Here is a description of how to play the game from the website itself:
Use your mouse! Just click anywhere on the game screen. Some things you can activate simply by clicking on them, while others you may have to use an item that you have collected in your inventory.
To use an inventory item, move the pointer over it, click and while holding the mouse button, drag the item out of the inventory bar onto the game screen, then release the button. The item should then move with your cursor, and you can click it on things in the game screen. To put the item back in your inventory, just click it on the inventory bar.
I found this game fun and quite addicting. It followed an easily hookable storyline and I wanted to keep following it to find out what was going to happen next. Once I found the gate I really wanted to get inside and figure out why I was stranded on this island! I found myself playing the game for longer than I wanted instead of doing other homework, oops! I think there are plenty of performance indicators that can be included with this game.
- Problem solving is a great performance indicator. Students must analyse their actions and what they want to do next as well as anticipate consequences. Students can discuss with each other game strategies and why one thing must be completed before another and use reasoning to back it up. To assess this indicator the teacher could place bench markers in the walkthrough where students will stop to anticipate consequences and discuss with their partners what they should do next.

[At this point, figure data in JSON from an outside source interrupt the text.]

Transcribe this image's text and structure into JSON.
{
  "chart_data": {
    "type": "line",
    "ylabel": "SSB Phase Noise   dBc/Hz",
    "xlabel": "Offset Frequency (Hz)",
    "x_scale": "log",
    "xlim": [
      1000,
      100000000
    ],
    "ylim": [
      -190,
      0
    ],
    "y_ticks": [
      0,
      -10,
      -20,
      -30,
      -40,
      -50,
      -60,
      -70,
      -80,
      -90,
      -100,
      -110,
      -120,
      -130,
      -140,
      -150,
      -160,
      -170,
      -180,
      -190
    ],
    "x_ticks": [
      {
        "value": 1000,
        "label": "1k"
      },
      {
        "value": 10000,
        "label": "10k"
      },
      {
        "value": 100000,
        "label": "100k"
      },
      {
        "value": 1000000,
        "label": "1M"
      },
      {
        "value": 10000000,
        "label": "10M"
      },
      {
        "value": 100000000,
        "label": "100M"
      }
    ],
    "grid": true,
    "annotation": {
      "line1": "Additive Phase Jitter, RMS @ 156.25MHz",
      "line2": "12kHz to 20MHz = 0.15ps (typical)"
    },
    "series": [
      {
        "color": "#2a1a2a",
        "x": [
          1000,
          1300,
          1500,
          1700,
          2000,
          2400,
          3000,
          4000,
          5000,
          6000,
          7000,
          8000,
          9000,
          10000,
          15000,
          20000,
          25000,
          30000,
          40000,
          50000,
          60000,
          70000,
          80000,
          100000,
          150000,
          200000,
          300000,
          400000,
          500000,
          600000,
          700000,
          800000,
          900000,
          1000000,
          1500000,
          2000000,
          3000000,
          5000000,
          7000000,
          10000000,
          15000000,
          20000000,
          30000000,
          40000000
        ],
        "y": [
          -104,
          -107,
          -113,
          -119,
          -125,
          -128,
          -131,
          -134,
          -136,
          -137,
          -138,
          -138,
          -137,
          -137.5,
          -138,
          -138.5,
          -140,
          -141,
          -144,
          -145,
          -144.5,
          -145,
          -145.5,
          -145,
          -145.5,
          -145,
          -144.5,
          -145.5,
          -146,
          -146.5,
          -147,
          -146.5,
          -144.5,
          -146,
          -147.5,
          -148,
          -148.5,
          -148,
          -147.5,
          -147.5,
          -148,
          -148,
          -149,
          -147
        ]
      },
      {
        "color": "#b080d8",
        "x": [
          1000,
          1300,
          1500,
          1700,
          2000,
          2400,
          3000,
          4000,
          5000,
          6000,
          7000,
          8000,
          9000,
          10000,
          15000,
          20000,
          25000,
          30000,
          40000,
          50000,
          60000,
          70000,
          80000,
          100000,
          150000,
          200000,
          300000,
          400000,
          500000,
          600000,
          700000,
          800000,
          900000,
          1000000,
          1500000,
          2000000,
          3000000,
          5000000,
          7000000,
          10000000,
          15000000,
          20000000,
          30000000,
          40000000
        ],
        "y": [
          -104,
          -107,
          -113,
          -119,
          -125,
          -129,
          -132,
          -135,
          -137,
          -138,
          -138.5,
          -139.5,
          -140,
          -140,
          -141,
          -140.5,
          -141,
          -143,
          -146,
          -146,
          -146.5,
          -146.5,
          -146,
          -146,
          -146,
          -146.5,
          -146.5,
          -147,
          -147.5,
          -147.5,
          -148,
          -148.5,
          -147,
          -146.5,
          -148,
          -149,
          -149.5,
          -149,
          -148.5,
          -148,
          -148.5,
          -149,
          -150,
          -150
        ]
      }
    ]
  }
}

- Storytelling can be used to retell the story using sequencing vocabulary. They could use the game as an inspiration to write a narrative. This would be a great time to use images from the game to help prompt specific points in the game so students can write about them using sequencing. The teacher can then assess the sequencing to see if it was similar to the game and note the rationale behind it.
I would use a walkthrough with this game because with the use of the walkthrough the students can follow the directions and follow the sequencing. This will allow them to continue with the game even if they are confused. Then the teacher will be a helper and can help aid them with what to do next but the walkthrough will help them out the most. Though the teacher can also ask thought provoking questions about why would we need to push the rock off before we entered the gate? This will make students actively think about the walkthrough while they are reading it and anticipate further sequencing according to the feedback the game gives them.